New taxes dead, pander still on life support

Senate Republicans can act quickly when necessary -- such as when their business allies object to proposed new taxes.

Senate Republicans on Monday hurriedly abandoned a broad tax proposal opposed by the oil industry and business leaders, another sign of their struggle to come up with an acceptable political and legislative answer to high gasoline prices.

Senator Bill Frist of Tennessee, the majority leader, said he had decided to jettison the provision, which would have generated billions of dollars by changing the way businesses treat inventories for tax purposes. Instead, he said the Senate Finance Committee would hold hearings on the plan "later this year, so the pluses and minuses of the provision can become well known."

I actually think the proposal should never have been made in the first place: oil company profits are the least of my worries. But it shows once again how clueless Frist is.

Meanwhile, the $100 rebate plan has not yet had its plug pulled. But sweet merciful death can't be far away, especially because income from the tax provision is supposed to pay for the rebate.

The centerpiece of the leadership proposal, a $100 rebate check to compensate taxpayers for higher gasoline prices, continued to receive a rough reception. Members of the public have telephoned and written to ridicule the idea, and even Republican lawmakers are finding fault.

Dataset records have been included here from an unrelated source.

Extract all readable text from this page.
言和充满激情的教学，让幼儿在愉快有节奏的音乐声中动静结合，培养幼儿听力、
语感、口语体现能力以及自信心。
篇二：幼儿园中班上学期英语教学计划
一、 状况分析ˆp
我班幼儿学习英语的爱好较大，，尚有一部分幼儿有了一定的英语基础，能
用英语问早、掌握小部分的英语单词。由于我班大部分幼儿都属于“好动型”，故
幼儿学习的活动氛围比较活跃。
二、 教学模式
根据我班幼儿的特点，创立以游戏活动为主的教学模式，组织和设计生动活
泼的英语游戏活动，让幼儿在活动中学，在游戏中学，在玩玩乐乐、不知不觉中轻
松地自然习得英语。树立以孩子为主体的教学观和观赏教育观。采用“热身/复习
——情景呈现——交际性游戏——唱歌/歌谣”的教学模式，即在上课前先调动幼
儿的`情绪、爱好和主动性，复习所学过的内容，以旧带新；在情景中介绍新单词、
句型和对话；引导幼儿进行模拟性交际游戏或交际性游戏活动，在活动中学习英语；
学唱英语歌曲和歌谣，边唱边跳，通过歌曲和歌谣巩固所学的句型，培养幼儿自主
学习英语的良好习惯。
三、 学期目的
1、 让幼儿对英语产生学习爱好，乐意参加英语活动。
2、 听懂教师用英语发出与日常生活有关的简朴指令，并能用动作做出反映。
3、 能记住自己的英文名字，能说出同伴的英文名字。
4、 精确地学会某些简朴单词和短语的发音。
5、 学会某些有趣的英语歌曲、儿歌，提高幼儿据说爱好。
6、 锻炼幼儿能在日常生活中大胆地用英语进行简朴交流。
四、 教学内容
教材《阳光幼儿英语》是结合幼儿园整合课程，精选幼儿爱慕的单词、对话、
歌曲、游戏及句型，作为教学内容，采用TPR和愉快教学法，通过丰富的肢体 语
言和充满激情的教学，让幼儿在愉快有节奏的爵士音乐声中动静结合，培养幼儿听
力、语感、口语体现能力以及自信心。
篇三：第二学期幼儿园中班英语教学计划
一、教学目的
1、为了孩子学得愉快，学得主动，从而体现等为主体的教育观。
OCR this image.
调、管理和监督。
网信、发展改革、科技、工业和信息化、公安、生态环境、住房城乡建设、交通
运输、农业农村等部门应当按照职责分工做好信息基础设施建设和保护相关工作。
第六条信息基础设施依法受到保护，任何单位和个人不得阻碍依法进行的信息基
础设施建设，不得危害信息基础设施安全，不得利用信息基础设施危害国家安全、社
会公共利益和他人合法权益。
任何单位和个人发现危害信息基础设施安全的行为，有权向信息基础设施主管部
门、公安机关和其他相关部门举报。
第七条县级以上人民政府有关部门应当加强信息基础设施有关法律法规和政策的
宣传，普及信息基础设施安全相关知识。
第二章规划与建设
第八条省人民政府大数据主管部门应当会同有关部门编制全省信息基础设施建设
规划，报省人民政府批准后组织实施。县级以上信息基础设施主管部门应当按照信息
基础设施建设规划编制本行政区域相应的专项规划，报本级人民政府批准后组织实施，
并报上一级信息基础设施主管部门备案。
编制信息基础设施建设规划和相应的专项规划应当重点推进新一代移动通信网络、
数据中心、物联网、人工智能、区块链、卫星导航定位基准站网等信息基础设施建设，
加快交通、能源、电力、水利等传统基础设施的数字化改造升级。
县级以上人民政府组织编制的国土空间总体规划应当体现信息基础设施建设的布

"Political anxiety in an election year is to blame for a lot of the bad bills Congress passes," said Representative Jeff Flake, Republican of Arizona, who on Monday called the rebate a "knee-jerk populist idea" that voters would see through.

The rest of the bill has some other elements:
The measure includes new protections against price gouging, incentives to expand domestic oil refinery capacity, support for new energy initiatives and tax incentives for buying hybrid vehicles.

Ditch the price-gouging protections, because I have yet to see evidence of it being a widespread problem and anyway I want gas to be more expensive. Expanding refining capacity is fine, because refining is the main bottleneck in our energy supply line. But tax incentives are less important than overcoming political and environmental opposition to their construction.

Support for new energy initiatives is fine as long as it's different sources of energy, not just drilling in ANWR and other such measures that will have no short-term effect and in the long-term will just provide an excuse to continue our oil dependence -- all while incurring lasting environmental damage.

Tax incentives for hybrids is nice, but misses the point. Target the tax incentive at fuel efficiency, not one particular type of motor. I don't care if the car is a hybrid design or not; all I care about is that it gets 50 miles to the gallon.

I'll also note, yet again, that all of these tax incentives and funding options and so on and so forth would be totally unnecessary if we do one thing: keep the price of gas high. Do that, and people will pursue the other options on their own, out of naked self-interest.